Minkowski was persistent, and he got results. On his last run on the two-hundred-inch telescope, in the spring of 1960, he was determined to get a spectrum from an elusive and suspicious object, identified from the Cambridge compilation of radio sources as 3C 295. The object was so faint he couldn’t see it to center it on the slit of the spectrograph. He would have to guide the telescope, for a whole night of exposure, on a dark area of sky where previous direct photographs had identified the object. His final run on the telescope was scheduled for four nights. The first two nights were too cloudy to observe. Minkowski moped around the Monastery, watching his chances slip away. The next night the weather cleared, and he held a faint guide star in the crosshairs of his guiding eyepiece for an entire night. He and Allan Sandage had previously taken “trial plates” to determine that the tiny area of blackness that hid 3C 295 would be on the slit of the spectrograph if the guide star was in the crosshairs. Minkowski gambled, and on the fourth night continued the exposure—trusting Sinclair Smith’s wonderful control system to keep the telescope pointing to exactly the same spot. At midnight on the last night he rushed the slide down to the darkroom and developed it. The red shift he measured for 3C 295 was .46, meaning that the strange object was receding at 46 percent of the speed of light. It was the most distant and fastest-moving object yet discovered. Minkowski bounded into the Palomar library with a bottle of bourbon and three glasses, for himself, Sandage, and night assistant Robert Seares. Despite Byron Hill’s rules, he was going to celebrate. The “look back time” to 3C 295 was somewhere between one-third and one-half the age of the universe.

Not every experiment was a success.

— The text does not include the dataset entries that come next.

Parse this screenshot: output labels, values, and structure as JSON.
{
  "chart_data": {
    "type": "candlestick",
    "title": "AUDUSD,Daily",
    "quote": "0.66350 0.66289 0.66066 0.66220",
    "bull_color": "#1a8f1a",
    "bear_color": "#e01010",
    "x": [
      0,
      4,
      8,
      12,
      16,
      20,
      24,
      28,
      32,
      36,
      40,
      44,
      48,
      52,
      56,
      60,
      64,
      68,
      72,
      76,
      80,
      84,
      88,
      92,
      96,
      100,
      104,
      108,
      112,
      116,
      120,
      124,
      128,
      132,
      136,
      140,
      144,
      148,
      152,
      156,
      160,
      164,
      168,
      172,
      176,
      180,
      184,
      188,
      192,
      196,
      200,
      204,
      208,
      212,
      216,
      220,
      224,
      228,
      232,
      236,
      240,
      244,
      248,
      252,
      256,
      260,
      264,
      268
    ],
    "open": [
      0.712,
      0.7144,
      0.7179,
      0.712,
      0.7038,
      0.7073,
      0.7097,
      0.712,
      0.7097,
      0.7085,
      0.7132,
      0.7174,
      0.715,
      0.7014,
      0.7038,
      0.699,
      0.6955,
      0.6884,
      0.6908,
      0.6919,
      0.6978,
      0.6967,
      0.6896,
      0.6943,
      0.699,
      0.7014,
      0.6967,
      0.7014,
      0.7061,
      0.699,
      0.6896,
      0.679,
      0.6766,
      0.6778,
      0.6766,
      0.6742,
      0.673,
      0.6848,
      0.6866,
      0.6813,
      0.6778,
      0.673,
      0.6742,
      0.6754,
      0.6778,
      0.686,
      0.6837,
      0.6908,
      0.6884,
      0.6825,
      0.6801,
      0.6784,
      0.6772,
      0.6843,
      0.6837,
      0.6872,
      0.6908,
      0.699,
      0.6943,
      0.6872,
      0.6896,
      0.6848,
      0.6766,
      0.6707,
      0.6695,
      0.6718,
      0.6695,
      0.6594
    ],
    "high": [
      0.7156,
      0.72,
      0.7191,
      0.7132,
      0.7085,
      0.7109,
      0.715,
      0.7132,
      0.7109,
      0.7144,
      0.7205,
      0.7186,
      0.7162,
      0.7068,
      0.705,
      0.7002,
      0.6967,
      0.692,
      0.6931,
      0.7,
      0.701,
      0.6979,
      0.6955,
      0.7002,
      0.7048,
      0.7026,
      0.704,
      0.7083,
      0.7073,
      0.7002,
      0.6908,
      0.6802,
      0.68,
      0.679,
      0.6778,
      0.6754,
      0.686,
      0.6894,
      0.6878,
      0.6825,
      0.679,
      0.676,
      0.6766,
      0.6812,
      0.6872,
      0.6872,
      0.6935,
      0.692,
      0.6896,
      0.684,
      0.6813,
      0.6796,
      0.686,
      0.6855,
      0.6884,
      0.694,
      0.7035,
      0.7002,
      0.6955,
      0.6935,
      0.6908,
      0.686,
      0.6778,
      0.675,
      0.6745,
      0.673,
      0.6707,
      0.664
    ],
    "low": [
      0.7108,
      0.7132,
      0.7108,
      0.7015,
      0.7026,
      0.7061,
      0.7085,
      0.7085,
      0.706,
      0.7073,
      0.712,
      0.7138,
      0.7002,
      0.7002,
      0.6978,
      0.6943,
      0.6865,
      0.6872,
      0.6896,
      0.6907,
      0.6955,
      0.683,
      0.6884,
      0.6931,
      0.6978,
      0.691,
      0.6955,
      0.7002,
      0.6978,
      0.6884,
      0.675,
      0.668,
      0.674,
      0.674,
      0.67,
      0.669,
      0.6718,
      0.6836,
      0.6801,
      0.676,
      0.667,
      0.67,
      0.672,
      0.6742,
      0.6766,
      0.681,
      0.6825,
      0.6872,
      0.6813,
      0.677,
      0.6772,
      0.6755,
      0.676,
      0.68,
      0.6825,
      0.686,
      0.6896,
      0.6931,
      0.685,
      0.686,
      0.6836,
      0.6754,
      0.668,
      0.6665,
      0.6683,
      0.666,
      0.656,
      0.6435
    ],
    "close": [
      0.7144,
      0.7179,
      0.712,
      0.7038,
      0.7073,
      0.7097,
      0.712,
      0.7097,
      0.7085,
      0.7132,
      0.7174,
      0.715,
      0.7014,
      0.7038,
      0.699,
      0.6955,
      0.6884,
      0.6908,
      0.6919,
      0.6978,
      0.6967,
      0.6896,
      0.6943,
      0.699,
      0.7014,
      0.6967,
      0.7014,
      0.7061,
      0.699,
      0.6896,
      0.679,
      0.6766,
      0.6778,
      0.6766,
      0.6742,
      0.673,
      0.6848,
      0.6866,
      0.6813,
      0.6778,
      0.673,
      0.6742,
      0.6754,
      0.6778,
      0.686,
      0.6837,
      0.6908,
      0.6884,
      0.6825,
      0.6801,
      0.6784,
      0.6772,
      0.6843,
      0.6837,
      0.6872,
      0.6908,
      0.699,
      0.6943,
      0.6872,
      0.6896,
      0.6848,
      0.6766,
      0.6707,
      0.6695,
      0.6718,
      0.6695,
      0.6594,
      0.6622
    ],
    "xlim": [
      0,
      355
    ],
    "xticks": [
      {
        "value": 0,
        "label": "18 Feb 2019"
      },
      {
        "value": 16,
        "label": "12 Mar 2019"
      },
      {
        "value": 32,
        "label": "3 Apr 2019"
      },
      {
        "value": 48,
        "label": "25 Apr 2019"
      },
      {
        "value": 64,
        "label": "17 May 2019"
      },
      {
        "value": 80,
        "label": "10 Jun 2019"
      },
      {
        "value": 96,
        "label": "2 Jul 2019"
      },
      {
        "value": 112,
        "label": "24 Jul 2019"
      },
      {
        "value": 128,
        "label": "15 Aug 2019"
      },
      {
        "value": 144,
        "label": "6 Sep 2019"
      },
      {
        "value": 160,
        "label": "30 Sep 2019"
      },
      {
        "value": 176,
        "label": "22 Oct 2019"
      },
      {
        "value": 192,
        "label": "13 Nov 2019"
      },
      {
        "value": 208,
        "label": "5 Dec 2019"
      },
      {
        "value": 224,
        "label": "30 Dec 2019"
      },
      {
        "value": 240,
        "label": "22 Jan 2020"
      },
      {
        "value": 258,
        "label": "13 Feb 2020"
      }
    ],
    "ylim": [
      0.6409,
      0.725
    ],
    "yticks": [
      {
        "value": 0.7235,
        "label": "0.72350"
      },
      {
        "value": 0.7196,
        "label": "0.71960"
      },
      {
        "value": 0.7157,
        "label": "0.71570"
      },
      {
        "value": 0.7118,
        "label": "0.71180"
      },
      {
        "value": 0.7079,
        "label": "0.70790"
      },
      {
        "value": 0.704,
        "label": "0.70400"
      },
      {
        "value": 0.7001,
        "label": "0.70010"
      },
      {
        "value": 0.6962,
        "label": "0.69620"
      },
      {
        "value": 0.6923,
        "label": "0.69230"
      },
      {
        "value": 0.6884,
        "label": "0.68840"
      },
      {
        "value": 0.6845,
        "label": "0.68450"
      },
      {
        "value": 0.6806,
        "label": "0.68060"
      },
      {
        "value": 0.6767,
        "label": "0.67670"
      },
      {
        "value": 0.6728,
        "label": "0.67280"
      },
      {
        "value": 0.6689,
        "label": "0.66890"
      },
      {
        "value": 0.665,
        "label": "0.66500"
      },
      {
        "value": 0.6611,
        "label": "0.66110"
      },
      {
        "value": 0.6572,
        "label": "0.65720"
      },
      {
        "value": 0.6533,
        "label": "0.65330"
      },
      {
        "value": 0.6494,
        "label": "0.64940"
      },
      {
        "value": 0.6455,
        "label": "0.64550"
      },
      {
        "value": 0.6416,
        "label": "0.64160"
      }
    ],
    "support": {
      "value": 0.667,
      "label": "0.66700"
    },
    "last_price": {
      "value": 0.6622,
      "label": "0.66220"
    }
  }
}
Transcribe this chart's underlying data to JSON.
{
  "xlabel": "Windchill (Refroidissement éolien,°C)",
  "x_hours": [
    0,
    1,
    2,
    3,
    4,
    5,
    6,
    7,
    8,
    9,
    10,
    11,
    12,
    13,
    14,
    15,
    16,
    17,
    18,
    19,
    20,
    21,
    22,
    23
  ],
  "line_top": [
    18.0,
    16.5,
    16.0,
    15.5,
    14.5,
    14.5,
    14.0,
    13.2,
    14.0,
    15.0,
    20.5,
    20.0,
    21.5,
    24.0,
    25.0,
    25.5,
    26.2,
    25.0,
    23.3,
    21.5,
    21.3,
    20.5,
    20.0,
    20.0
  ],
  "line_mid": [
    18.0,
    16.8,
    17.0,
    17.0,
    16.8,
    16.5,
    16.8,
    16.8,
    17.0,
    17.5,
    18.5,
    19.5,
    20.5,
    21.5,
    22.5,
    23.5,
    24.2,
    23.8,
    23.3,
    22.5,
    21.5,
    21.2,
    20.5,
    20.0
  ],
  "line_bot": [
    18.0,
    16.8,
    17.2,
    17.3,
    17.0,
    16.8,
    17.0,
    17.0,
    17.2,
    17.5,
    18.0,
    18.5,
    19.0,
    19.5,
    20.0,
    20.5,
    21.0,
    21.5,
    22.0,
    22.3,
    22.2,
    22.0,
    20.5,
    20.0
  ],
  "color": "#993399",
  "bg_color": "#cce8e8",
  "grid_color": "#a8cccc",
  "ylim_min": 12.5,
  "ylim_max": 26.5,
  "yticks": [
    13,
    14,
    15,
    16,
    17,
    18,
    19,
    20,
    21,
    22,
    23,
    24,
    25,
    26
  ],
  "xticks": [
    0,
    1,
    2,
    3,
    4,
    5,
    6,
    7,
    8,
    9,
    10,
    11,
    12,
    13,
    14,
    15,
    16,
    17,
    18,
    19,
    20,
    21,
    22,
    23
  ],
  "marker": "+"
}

There were some legendary failures. Fritz Zwicky was allocated little time on the two-hundred-inch telescope. In one experiment he used the two-hundred-inch telescope and the “little” Schmidt telescope, a few hundred yards away, to study the effect of artificial meteors on the atmosphere. The experiment required Ben Traxler, Zwicky’s favorite night assistant, to stand in the open shutter of the telescope, firing his .30-.30 carbine into the air while both the two-hundred-inch and Schmidt telescopes tried to record the path of the bullet. When the report from the rifle echoed over the mountaintop, astronomers accused Zwicky of trying to punch
a hole in the atmosphere to improve the seeing. Experiments like that one weren’t repeated.

Hubble suffered a heart attack in 1949 and was ill by the time the telescope was ready. In a photograph taken in the prime focus, he looks wan and pale. A bell was rigged near his bed in the Monastery, and the night assistants went out of their way to accommodate him on his few observing runs. When he could no longer observe, he picked a surrogate observer to carry on his work, Allan Sandage. As an undergraduate at the University of Illinois, Sandage had read about the telescope in David Woodbury’s book and decided that he would go to California to study with Hubble, the most famous astronomer in the world, and somehow work on the most famous telescope in the world. As one of the first Ph.D. students in astrophysics at Caltech, Sandage learned from Walter Baade the skill of identifying a Cepheid star among the thousands of stars in an image of a distant galaxy and then using the remarkable abilities of a trained human eye to compare the brightness of the Cepheid with other stars so its light curve could be calibrated. Allan Sandage probably spent more hours of dark time on the two-hundred than any other observer during its early years, as he relentlessly pursued the goal of refining the Hubble constant that relates the red shifts of distant galaxies to their distance, and thus gives the size and age of the universe.